Man dives into rehab to help him walk again

As site manager at the Great Lakes Shipwreck Museum, Terry Begnoche gets to incorporate one of his passions into his work, scuba diving on shipwrecks.

In September, 2014, Terry was on a 200+ foot dive in Lake Superior, videotaping an 1899 shipwreck, the Nelson. When it was time to surface, he realized he had equipment problems.  He ascended quickly and not as planned.

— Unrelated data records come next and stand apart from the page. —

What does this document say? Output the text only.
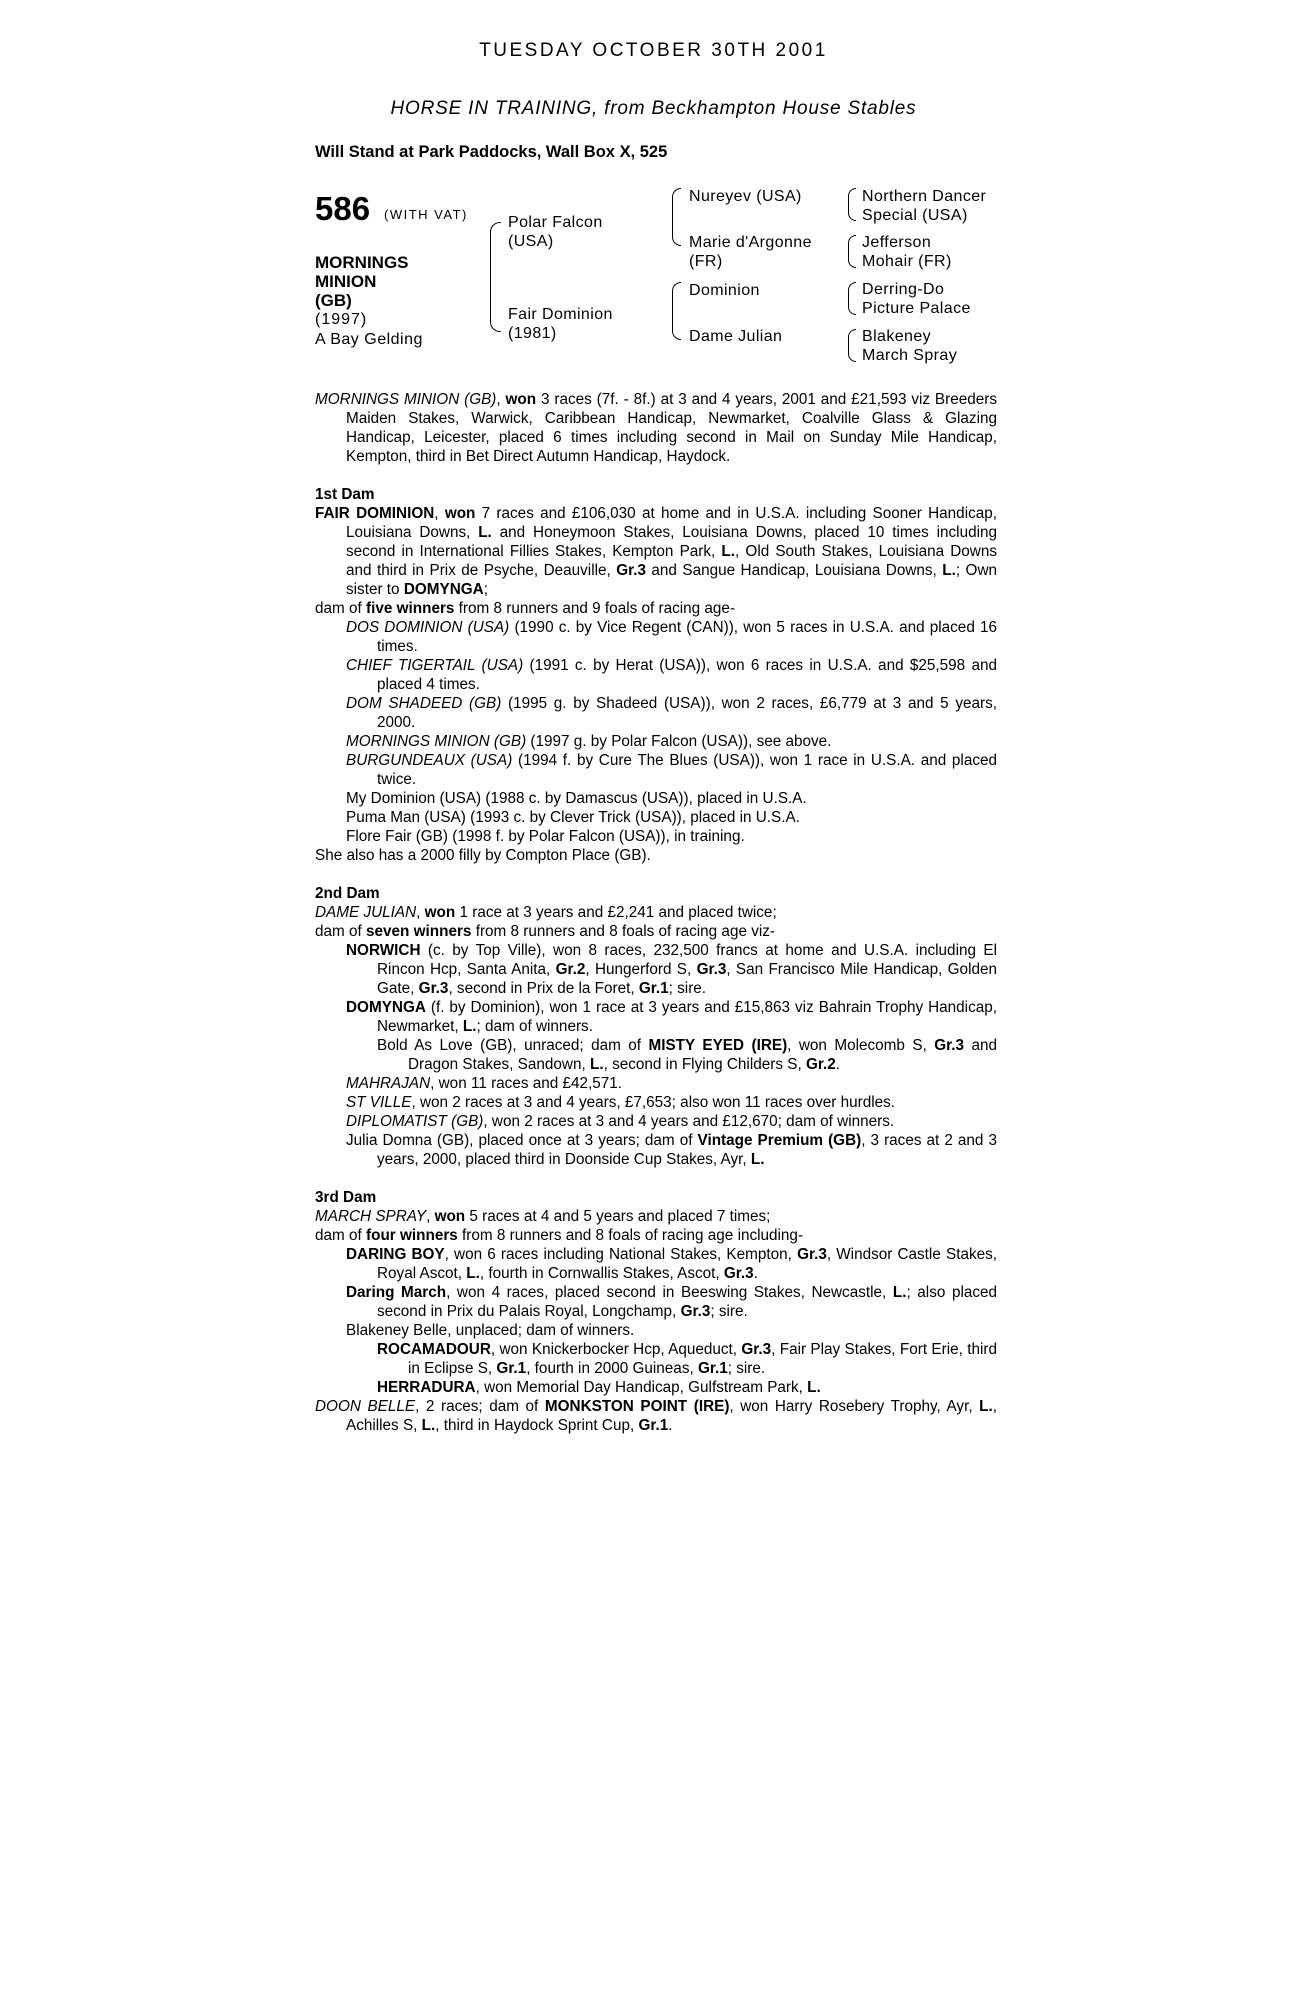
TUESDAY OCTOBER 30TH 2001
HORSE IN TRAINING, from Beckhampton House Stables
Will Stand at Park Paddocks, Wall Box X, 525
586 (WITH VAT)
MORNINGS
MINION
(GB)
(1997)
A Bay Gelding
Polar Falcon
(USA)
Fair Dominion
(1981)
Nureyev (USA)
Marie d'Argonne
(FR)
Dominion
Dame Julian
Northern Dancer
Special (USA)
Jefferson
Mohair (FR)
Derring-Do
Picture Palace
Blakeney
March Spray

MORNINGS MINION (GB), won 3 races (7f. - 8f.) at 3 and 4 years, 2001 and £21,593 viz Breeders Maiden Stakes, Warwick, Caribbean Handicap, Newmarket, Coalville Glass & Glazing Handicap, Leicester, placed 6 times including second in Mail on Sunday Mile Handicap, Kempton, third in Bet Direct Autumn Handicap, Haydock.

1st Dam

FAIR DOMINION, won 7 races and £106,030 at home and in U.S.A. including Sooner Handicap, Louisiana Downs, L. and Honeymoon Stakes, Louisiana Downs, placed 10 times including second in International Fillies Stakes, Kempton Park, L., Old South Stakes, Louisiana Downs and third in Prix de Psyche, Deauville, Gr.3 and Sangue Handicap, Louisiana Downs, L.; Own sister to DOMYNGA;

dam of five winners from 8 runners and 9 foals of racing age-

DOS DOMINION (USA) (1990 c. by Vice Regent (CAN)), won 5 races in U.S.A. and placed 16 times.

CHIEF TIGERTAIL (USA) (1991 c. by Herat (USA)), won 6 races in U.S.A. and $25,598 and placed 4 times.

DOM SHADEED (GB) (1995 g. by Shadeed (USA)), won 2 races, £6,779 at 3 and 5 years, 2000.

MORNINGS MINION (GB) (1997 g. by Polar Falcon (USA)), see above.

BURGUNDEAUX (USA) (1994 f. by Cure The Blues (USA)), won 1 race in U.S.A. and placed twice.

My Dominion (USA) (1988 c. by Damascus (USA)), placed in U.S.A.

Puma Man (USA) (1993 c. by Clever Trick (USA)), placed in U.S.A.

Flore Fair (GB) (1998 f. by Polar Falcon (USA)), in training.

She also has a 2000 filly by Compton Place (GB).

2nd Dam

DAME JULIAN, won 1 race at 3 years and £2,241 and placed twice;

dam of seven winners from 8 runners and 8 foals of racing age viz-

NORWICH (c. by Top Ville), won 8 races, 232,500 francs at home and U.S.A. including El Rincon Hcp, Santa Anita, Gr.2, Hungerford S, Gr.3, San Francisco Mile Handicap, Golden Gate, Gr.3, second in Prix de la Foret, Gr.1; sire.

DOMYNGA (f. by Dominion), won 1 race at 3 years and £15,863 viz Bahrain Trophy Handicap, Newmarket, L.; dam of winners.

Bold As Love (GB), unraced; dam of MISTY EYED (IRE), won Molecomb S, Gr.3 and Dragon Stakes, Sandown, L., second in Flying Childers S, Gr.2.

MAHRAJAN, won 11 races and £42,571.

ST VILLE, won 2 races at 3 and 4 years, £7,653; also won 11 races over hurdles.

DIPLOMATIST (GB), won 2 races at 3 and 4 years and £12,670; dam of winners.

Julia Domna (GB), placed once at 3 years; dam of Vintage Premium (GB), 3 races at 2 and 3 years, 2000, placed third in Doonside Cup Stakes, Ayr, L.

3rd Dam

MARCH SPRAY, won 5 races at 4 and 5 years and placed 7 times;

dam of four winners from 8 runners and 8 foals of racing age including-

DARING BOY, won 6 races including National Stakes, Kempton, Gr.3, Windsor Castle Stakes, Royal Ascot, L., fourth in Cornwallis Stakes, Ascot, Gr.3.

Daring March, won 4 races, placed second in Beeswing Stakes, Newcastle, L.; also placed second in Prix du Palais Royal, Longchamp, Gr.3; sire.

Blakeney Belle, unplaced; dam of winners.

ROCAMADOUR, won Knickerbocker Hcp, Aqueduct, Gr.3, Fair Play Stakes, Fort Erie, third in Eclipse S, Gr.1, fourth in 2000 Guineas, Gr.1; sire.

HERRADURA, won Memorial Day Handicap, Gulfstream Park, L.

DOON BELLE, 2 races; dam of MONKSTON POINT (IRE), won Harry Rosebery Trophy, Ayr, L., Achilles S, L., third in Haydock Sprint Cup, Gr.1.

“I knew I was in trouble. A normal ascent from this depth would have taken nearly an hour with decompression stops, but I surfaced in 2 ½ minutes.  I swam to the dive boat, was able to resubmerge to partially decompress and then got helped onto the boat where the crew gave me oxygen, alerted the Coast Guard and started the two hour trip to shore.”

Terry was airlifted to Marquette Hospital for emergency treatment. With guidance from experts at the Diver Alert Network (DAN), he was then flown to Minneapolis’ Hennepin County Medical Center, which was better prepared for deep dive accidents. He decompressed in a hyperbaric chamber for 53 hours. When he came out, he could move his hands and arms but not his legs. Doctors suggested a rehab facility that specialized in spinal cord injuries.

That facility was near his home. Terry returned to Detroit and was met at the airport by an ambulance arranged for by DMC Rehabilitation Institute of Michigan (RIM). During his four month inpatient hospital stay, he received therapy to help him stand and someday walk again. He is continuing his recovery with outpatient therapy at RIM's Center for Spinal Cord Injury Recovery.

“When I got to RIM, I could tell they were spinal rehab experts. They had a great plan and we were all excited by how quickly I progressed. My family, friends, employer and the continuum of care at RIM have all been amazing.”

Terry hopes to soon walk unassisted, swim, dive and return to work at the museum.